Objective: UPlanSApo 100x oil/1.40 Exposure: 100 ms
Microscope: Olympus DSU/IX81 Gain: 3
Camera: Hamamatsu ImagEM Interval: 7 min

Almost immediately after the metaphase chromosomes are aligned at the metaphase plate, the two halves of each chromosome are pulled apart by the spindle apparatus and migrate to the opposite spindle poles. The kinetochore microtubules shorten as the chromosomes are pulled toward the poles, while the polar microtubules elongate to assist in the separation. Anaphase typically is a rapid process that lasts only a few minutes.

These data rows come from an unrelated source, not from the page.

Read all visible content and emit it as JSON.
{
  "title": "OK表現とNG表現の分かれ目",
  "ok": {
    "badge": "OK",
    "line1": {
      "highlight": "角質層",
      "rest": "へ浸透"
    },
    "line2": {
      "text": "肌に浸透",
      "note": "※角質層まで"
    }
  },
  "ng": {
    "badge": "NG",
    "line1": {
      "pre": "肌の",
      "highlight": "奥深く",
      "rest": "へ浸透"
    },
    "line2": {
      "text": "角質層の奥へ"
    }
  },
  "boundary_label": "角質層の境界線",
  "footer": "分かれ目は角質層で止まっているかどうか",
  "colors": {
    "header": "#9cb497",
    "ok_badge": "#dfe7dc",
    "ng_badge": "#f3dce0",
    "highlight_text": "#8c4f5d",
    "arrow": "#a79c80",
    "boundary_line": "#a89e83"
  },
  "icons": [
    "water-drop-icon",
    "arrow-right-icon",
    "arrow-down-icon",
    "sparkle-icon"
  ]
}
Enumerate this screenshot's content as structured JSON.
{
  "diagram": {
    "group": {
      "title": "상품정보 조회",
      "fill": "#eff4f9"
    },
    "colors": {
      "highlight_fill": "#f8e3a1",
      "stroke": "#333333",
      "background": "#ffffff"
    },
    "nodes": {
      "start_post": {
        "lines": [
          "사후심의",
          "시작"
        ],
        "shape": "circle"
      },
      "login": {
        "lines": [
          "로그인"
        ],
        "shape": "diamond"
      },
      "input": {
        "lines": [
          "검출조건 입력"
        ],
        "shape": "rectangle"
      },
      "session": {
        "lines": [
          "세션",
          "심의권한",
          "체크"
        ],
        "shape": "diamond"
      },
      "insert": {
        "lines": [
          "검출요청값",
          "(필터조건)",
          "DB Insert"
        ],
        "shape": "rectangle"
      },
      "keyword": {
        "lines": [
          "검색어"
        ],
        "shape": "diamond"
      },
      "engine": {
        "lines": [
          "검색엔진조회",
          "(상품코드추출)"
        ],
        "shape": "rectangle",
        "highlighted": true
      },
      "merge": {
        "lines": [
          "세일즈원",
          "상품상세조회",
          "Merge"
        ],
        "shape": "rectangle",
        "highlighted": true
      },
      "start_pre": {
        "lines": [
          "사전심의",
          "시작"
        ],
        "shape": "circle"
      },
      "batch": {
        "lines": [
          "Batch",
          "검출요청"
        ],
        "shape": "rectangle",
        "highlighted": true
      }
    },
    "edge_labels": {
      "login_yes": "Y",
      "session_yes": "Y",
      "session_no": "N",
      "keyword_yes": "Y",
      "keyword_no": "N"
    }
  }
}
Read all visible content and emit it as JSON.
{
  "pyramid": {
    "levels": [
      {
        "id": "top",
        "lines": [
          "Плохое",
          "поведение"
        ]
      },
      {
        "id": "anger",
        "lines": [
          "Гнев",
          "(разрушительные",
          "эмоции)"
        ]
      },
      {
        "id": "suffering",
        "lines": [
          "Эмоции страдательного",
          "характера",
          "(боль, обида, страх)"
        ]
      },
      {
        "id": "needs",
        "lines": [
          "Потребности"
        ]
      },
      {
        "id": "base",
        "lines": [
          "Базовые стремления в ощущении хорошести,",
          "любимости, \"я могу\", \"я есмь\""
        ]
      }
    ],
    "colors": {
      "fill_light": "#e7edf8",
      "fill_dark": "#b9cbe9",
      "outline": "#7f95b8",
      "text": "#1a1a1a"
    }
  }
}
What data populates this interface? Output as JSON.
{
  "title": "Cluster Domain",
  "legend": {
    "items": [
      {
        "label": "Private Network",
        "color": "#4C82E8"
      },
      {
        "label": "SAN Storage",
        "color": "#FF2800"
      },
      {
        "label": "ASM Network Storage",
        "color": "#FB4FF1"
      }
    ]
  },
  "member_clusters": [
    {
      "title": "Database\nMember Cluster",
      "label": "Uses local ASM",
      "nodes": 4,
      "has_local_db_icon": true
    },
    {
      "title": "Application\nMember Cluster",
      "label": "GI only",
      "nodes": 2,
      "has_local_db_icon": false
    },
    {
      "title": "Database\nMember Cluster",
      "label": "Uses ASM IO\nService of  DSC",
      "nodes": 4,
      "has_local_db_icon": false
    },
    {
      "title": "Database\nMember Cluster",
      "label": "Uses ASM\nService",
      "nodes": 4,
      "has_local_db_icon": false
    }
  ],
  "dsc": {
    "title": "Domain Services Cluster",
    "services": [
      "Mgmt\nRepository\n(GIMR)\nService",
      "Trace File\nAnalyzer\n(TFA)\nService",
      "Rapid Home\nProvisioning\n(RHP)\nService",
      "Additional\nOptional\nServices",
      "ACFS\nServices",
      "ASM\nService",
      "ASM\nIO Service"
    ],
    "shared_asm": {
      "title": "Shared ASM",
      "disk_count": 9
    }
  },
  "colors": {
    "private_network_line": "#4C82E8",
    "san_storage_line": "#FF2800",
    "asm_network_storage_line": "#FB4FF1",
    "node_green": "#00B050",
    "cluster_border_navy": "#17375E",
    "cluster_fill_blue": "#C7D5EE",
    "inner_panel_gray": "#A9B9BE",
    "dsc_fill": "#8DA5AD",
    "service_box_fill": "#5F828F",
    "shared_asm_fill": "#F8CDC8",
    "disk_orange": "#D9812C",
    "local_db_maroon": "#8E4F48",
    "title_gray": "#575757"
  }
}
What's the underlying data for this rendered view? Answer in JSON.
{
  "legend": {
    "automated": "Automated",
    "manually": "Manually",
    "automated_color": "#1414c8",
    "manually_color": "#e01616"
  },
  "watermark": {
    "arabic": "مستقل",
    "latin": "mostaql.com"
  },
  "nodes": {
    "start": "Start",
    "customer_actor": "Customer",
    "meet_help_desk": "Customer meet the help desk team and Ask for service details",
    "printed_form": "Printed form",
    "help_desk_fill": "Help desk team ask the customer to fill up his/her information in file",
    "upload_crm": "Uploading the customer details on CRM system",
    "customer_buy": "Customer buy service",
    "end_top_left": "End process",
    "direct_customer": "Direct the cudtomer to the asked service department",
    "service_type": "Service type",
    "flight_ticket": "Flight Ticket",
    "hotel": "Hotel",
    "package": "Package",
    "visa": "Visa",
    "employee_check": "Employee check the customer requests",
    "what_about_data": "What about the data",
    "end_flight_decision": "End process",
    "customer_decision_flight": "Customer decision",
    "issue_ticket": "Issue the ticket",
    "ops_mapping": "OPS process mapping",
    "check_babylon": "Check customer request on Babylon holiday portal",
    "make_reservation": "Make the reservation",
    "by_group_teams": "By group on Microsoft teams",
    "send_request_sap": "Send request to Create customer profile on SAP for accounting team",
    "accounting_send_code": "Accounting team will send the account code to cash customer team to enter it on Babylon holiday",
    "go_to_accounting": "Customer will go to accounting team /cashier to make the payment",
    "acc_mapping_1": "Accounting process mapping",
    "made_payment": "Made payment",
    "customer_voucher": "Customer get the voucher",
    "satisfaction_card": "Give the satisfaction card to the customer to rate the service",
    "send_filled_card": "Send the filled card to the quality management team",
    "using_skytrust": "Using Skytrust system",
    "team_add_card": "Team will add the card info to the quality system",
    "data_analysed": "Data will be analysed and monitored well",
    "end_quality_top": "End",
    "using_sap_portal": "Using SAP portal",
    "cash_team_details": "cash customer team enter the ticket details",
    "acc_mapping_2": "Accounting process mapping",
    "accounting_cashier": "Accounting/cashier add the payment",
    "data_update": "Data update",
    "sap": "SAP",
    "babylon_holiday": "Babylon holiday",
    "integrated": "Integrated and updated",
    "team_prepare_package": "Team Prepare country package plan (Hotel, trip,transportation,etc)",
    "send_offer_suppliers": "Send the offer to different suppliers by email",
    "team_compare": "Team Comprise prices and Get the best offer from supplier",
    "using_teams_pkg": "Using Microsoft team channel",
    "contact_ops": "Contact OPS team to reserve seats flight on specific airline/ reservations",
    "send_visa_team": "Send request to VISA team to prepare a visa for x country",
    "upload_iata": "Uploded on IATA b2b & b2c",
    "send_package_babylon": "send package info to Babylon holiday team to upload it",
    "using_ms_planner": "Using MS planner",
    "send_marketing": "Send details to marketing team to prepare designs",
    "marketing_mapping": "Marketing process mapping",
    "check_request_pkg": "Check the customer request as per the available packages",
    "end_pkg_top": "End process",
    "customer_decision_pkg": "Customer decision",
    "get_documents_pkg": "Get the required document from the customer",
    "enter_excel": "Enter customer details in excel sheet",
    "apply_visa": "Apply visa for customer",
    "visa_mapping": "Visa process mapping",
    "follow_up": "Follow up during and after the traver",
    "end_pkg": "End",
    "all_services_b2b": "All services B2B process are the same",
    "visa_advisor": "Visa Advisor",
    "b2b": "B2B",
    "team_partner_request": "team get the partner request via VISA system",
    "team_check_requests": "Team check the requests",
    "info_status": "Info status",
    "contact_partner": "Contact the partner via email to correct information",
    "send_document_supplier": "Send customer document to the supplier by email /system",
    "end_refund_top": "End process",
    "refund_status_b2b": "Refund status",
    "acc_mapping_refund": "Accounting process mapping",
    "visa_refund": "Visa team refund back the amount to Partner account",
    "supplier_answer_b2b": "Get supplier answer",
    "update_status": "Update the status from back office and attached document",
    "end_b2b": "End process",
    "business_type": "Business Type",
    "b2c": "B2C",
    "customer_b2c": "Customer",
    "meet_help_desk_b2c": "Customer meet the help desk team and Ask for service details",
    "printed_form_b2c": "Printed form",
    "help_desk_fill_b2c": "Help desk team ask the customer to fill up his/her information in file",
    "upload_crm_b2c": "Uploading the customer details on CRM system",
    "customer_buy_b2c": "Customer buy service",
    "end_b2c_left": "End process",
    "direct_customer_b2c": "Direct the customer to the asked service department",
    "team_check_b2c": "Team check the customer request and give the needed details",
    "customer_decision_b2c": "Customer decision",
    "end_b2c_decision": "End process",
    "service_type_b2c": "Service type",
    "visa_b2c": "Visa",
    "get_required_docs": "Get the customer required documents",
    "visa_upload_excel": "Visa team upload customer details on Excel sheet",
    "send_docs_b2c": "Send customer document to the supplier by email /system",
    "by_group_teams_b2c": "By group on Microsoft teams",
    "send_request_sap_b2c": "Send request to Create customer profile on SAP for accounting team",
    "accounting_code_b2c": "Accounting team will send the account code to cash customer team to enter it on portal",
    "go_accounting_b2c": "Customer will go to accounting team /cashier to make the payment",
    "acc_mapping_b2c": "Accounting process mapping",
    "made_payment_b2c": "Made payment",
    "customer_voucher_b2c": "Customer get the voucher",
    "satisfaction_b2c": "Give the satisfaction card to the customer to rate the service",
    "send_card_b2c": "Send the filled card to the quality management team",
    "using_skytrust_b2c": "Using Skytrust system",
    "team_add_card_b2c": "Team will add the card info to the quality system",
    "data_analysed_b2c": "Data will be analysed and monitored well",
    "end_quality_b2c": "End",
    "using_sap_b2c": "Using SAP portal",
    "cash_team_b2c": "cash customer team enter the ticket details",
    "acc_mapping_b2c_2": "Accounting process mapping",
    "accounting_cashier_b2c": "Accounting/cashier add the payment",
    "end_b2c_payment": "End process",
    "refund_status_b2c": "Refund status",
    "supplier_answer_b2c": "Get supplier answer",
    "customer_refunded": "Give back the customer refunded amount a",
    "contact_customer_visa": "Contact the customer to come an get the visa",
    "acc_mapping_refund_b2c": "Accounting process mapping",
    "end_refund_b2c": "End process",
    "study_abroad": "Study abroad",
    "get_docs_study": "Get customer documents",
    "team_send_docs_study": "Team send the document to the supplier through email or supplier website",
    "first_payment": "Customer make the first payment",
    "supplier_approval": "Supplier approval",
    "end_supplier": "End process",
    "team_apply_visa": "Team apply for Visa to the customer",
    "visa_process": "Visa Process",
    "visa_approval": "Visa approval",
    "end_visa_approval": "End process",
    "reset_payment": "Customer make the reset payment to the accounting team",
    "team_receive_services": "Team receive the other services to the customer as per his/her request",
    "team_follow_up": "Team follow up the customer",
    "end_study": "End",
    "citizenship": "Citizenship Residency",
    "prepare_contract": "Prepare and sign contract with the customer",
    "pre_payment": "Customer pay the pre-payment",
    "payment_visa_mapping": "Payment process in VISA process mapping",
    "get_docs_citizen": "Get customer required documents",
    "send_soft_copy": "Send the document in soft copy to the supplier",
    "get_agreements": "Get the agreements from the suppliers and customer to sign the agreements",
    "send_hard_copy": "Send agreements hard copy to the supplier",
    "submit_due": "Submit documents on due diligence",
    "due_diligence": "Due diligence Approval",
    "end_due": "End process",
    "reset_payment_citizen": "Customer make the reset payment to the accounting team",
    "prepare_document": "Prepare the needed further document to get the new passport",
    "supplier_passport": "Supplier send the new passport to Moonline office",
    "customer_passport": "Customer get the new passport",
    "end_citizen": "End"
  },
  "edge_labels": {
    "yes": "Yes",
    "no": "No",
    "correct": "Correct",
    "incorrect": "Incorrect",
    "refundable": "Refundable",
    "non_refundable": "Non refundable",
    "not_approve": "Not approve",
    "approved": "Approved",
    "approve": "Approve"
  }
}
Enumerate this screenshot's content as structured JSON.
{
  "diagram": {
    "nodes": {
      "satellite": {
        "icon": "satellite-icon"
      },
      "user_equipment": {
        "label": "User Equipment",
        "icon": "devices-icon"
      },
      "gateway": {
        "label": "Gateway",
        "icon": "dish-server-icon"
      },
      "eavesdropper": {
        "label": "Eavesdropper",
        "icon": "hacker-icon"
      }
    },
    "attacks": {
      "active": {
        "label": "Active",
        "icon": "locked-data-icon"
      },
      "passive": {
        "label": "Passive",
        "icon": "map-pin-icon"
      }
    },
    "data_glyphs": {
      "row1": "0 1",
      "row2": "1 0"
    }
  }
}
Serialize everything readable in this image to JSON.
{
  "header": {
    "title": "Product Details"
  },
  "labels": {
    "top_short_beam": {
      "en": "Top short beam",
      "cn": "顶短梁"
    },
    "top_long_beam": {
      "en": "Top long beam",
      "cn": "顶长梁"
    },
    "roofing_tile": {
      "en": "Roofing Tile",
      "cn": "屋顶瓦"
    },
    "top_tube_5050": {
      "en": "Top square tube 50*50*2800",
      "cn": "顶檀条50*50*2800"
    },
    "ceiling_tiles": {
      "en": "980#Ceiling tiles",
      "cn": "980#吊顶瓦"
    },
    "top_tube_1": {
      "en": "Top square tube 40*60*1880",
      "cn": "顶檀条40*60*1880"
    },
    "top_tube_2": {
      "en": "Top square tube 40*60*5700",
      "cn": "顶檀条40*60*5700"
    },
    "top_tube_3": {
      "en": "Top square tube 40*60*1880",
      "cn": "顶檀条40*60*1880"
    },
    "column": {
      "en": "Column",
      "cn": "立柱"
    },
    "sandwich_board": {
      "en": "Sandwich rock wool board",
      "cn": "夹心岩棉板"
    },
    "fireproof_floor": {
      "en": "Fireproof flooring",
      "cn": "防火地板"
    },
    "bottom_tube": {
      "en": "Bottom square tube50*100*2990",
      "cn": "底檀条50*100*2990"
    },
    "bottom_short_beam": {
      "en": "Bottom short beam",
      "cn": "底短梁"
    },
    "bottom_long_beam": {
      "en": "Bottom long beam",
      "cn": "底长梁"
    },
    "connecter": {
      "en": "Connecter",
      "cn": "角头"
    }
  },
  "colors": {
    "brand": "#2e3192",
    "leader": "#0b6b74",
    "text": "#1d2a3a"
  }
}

When the chromosomes have completely migrated to the spindle poles, the kinetochore microtubules begin to disappear, although the polar microtubules continue to elongate. This is the junction between late anaphase and early telophase, the last stage in chromosome division. In photomicrographs of the process, polar microtubules are in a clearly formed network and the synthesis of a new cell membrane is initiated in the cytoplasm between the two spindle poles. In the digital video presented in this section, pig kidney epithelial cells (LLC-PK1 line) expressing mCherry fluorescent protein fused to histone H2B (red fluorescence) and mEGFP fused to tubulin (green fluorescence) were imaged in 7-minute intervals during mitosis.